De Danny De Vito, on connaît peu le parcours de cinéaste intermédiaire, beaucoup moins en tout cas que son travail reconnu d’acteur et génial nabot hollywoodien. 1 duplex pour 3 ne risque pas de changer la donne, tant il s’inscrit dans la lignée de son film le plus connu, La Guerre des Rose, comédie domestique de pur faiseur où une demeure devenait pour un couple divorcé un théâtre empli de pièges et de chausse-trappes. La maison familiale comme champ de bataille : c’est à nouveau le sujet de De Vito, deux jeunes mariés, Alex et Nancy, se retrouvant dans une demeure magnifique dont le deuxième étage est habité par madame Connelly, une vieille dame repoussante et retorse. Sur un mode voisin de celui du Viager, les deux tourtereaux voient leur espoir de bonheur conjugal sans cesse repoussé par la santé inespérée de l’indélogeable grand-mère.

Parmi les qualités de ce cinéma, une incandescence burlesque qui joue avec générosité d’un comique de situation taillé à la serpe. Le goût pour l’incongru, la frontalité de la mise en scène, toujours sur le fil du grotesque (la vision trash et phobique de la vieillesse), se doublent d’un bel équilibre entre attente et plaisir fermé de la convention, de l’arrivée confortable dans la maison, cocon promis aux amants, au détraquement progressif de l’ordre espéré. Le film avance durant deux tiers sans relâcher sa tension, multipliant les tours de force avec une réussite parfois insolente (le stratagème délirant de la télé éteinte à distance et sans cesse rallumée par la vieille). Lorsqu’il faiblit, le rythme repart aussitôt, fonctionnant par à-coups et pics, à la manière d’un cardiogramme un peu détraqué. C’est aussi la limite du style De Vito : un manque de fluidité, une façon de vouloir tout faire tenir au prix d’un effort parfois trop visible, bloquant le naturel au profit d’une mécanique comique souvent sèche et désincarnée.
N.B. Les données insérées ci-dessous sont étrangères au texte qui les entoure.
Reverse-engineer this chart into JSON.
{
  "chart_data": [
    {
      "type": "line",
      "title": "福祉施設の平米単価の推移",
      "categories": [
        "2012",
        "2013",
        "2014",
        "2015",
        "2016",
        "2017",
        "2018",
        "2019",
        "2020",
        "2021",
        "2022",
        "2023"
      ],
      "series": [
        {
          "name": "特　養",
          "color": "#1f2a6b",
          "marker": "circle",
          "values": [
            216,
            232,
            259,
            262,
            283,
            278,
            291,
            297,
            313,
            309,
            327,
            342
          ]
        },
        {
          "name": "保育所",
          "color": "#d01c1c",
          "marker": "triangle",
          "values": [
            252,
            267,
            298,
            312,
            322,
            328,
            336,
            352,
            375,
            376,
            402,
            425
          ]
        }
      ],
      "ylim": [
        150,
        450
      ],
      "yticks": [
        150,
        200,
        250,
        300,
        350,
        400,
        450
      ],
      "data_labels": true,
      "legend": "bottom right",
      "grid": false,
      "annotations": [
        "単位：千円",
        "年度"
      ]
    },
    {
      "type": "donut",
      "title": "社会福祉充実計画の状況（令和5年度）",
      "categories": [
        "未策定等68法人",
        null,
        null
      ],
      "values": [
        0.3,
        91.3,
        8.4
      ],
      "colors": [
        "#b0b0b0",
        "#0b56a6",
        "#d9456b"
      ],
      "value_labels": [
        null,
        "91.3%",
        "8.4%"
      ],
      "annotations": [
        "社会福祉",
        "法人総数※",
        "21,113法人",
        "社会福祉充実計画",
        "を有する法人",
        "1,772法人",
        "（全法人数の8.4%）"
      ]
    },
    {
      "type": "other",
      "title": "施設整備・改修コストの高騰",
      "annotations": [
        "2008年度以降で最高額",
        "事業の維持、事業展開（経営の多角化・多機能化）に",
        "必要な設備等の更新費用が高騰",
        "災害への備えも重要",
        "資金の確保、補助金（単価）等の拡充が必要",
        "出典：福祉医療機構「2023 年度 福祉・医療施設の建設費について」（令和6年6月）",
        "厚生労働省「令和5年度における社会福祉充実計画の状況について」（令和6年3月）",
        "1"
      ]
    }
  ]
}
Manque au cinéaste une vraie distance, un regard d’ensemble qui permettrait au film de s’ouvrir à une véritable folie. De là cette impression d’un soufflé qui retombe dans la dernière partie, immédiatement après la scène épicentrale du film (le plafond effondré et l’éclatement littéral du lieu). Alors De Vito s’en remet à de purs artifices scénaristiques (le tueur à gages, la fin en pirouette) qui atténuent la puissance comique atteinte plus tôt. Dommage, car les chances de voir se bonifier ce cinéma sans véritable conscience de ses qualités, par trop laborieux et se regardant suer dans l’effort, semblent assez minces. Ce qui n’est pas un drame non plus, le niveau d’une telle comédie dépassant allègrement en tonicité et vitalité la moyenne hollywoodienne du moment, reléguant sans peine un Ladykillers ou un Terminal (le prochain Spielberg, en septembre 2004) au rang de films-croûtons parfaitement cyniques.